James Allison has revealed that talks with the FIA are underway to limit the amount of races that team personnel can attend.
This comes as teams prepare for the 2024 season, which, with 24 races, is the busiest in the sport's history.
This year's schedule of 22 races certainly affected the teams, especially the final triple-header and the subsequent back-to-back races in Las Vegas and Abu Dhabi, and some are already warning that next year's schedule is not sustainable.
"Everybody up and down the paddock... I've got so many mechanics who are ill, people in the engineers' office," said Mercedes driver and GPDA director, George Russell recently.
"They have really struggled with the constant timezone shifts, the body not knowing where you are, eating at different times, staying in different hotels, different environments, different climates," he added. "The body's getting confused.
"I think there are talks for next year about personnel being regulated, that they can't do every single race.
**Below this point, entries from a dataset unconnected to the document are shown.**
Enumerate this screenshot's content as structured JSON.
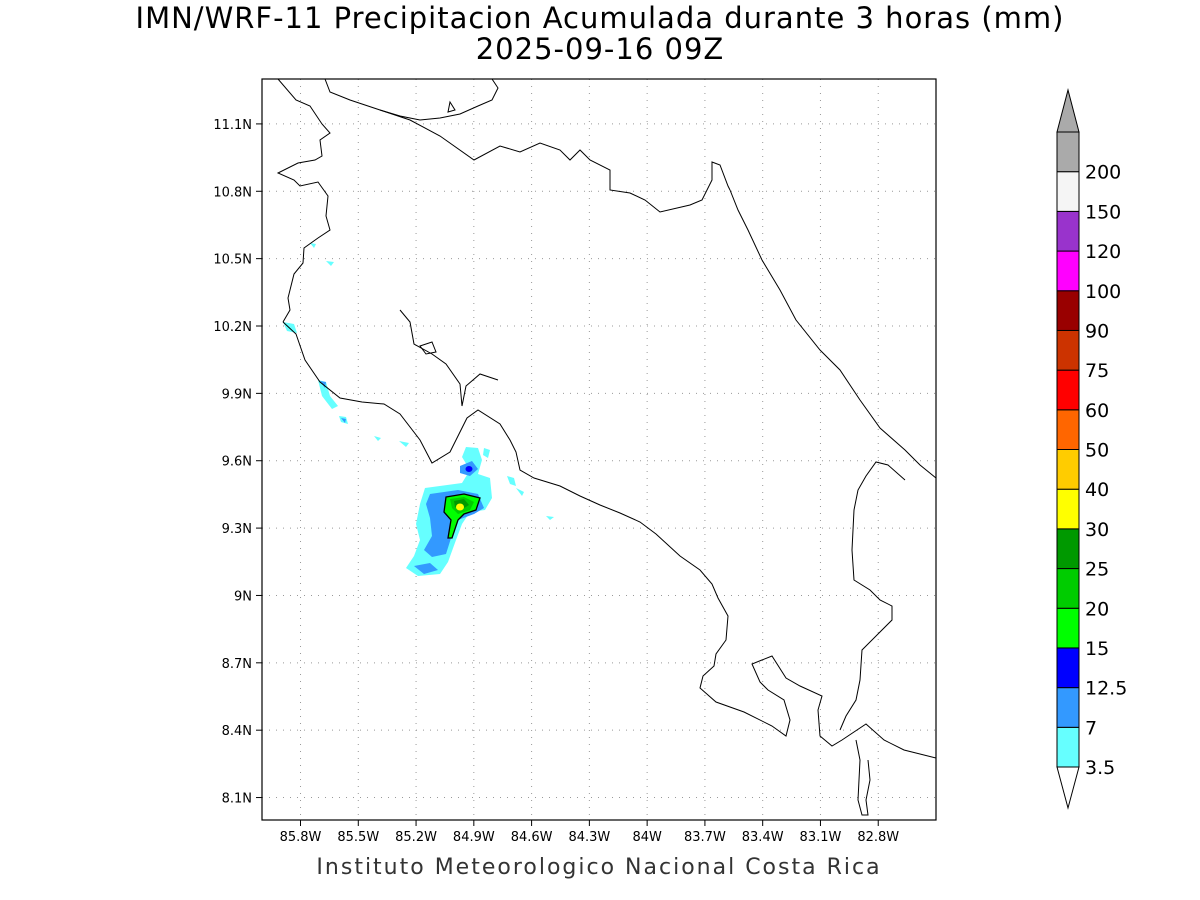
{
  "title_line1": "IMN/WRF-11 Precipitacion Acumulada durante 3 horas (mm)",
  "title_line2": "2025-09-16 09Z",
  "footer": "Instituto Meteorologico Nacional Costa Rica",
  "map": {
    "lon_range": [
      -86.0,
      -82.5
    ],
    "lat_range": [
      8.0,
      11.3
    ],
    "lon_ticks": [
      "85.8W",
      "85.5W",
      "85.2W",
      "84.9W",
      "84.6W",
      "84.3W",
      "84W",
      "83.7W",
      "83.4W",
      "83.1W",
      "82.8W"
    ],
    "lat_ticks": [
      "11.1N",
      "10.8N",
      "10.5N",
      "10.2N",
      "9.9N",
      "9.6N",
      "9.3N",
      "9N",
      "8.7N",
      "8.4N",
      "8.1N"
    ],
    "grid": "dotted"
  },
  "colorbar": {
    "labels": [
      "3.5",
      "7",
      "12.5",
      "15",
      "20",
      "25",
      "30",
      "40",
      "50",
      "60",
      "75",
      "90",
      "100",
      "120",
      "150",
      "200"
    ],
    "colors": [
      "#66ffff",
      "#3399ff",
      "#0000ff",
      "#00ff00",
      "#00cc00",
      "#009900",
      "#ffff00",
      "#ffcc00",
      "#ff6600",
      "#ff0000",
      "#cc3300",
      "#990000",
      "#ff00ff",
      "#9933cc",
      "#f5f5f5",
      "#aaaaaa"
    ]
  }
}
I think that would be a good thing. I don't think it's sustainable for 4,000 people, I think it is, to do 24 races a season, especially when you see how geographically it still doesn't make a huge amount of sense."
No surprise that the schedule is yet another aspect of the sport on which F1 and FIA president, Mohammed ben Sulayem do not agree.
"It's the number that is required within the market," insists F1 CEO, Stefano Domenicali. "I would say it's the right balance between that, the complexity of the logistics and of the people that are working.
"I would say this is the number which we should target to be stable for a long time."
Meanwhile, the FIA president warns that 24 races will "cause a lot of fatigue".
Mercedes technical director, James Allison has confirmed that talks are ongoing whereby team personnel would be limited to just 20 races a season, a move that would involve all staff, even team bosses, but not the drivers.
"When you consider there is also winter testing to be done, if you're one of the travelling folk, then that is more than half the year spent on the road, and in a mode of working that is quite tiring, and quite demanding," he tells the Performance People podcast.
"All the people back in the factory who give live support to that as well are having to take that burden on their shoulders," adds the Briton. "So the sport has just started to address it because the cost cap means you can't reasonably contemplate saying, 'Well, it's now a sufficiently large number of races that we need to double up on the roles that do the travelling to allow them to alternate races or anything like that'.
"The financial reality of that makes that prohibitive inside the cost cap, so to try to impose some relief on an otherwise very difficult-to-manage season, the sport has just started to debate internally about whether we should have rules.
"Let's say in a 24-race season, it would mean that no individual, other than the drivers, would be allowed to do all 24 races, a cap would be imposed, maybe at 20 races, let's say, just plucking a number from the air.
"It would mean that everyone previously going to have to do the full slog would only be able to do 20 of them, and the teams would have to find it in themselves to put alternative methods of coping with the absence of each member of that travelling community four times per year. That will be an interesting set of gymnastics to cope with."
Allison is confident that no team would be at a disadvantage and that the ten teams "would all face that hurdle together", while believing that "the ones that wiggle their way through it effectively could turn it into an advantage by organisationally managing that in a slick way.
"The net positive would be that at least for a small number of weekends per year, you could rest and recharge if you were otherwise committed to a travelling role," he says.
"That will mean people like Toto, as team principal, would have to respect it as well. The race engineers, the ones who have the closest relationship with the drivers, Bono and Shov, a relationship that lots of people know about because they hear it on the radio, the drivers would have to hear a different voice four times a year.
"We'd have to figure out how to manage that in a good way."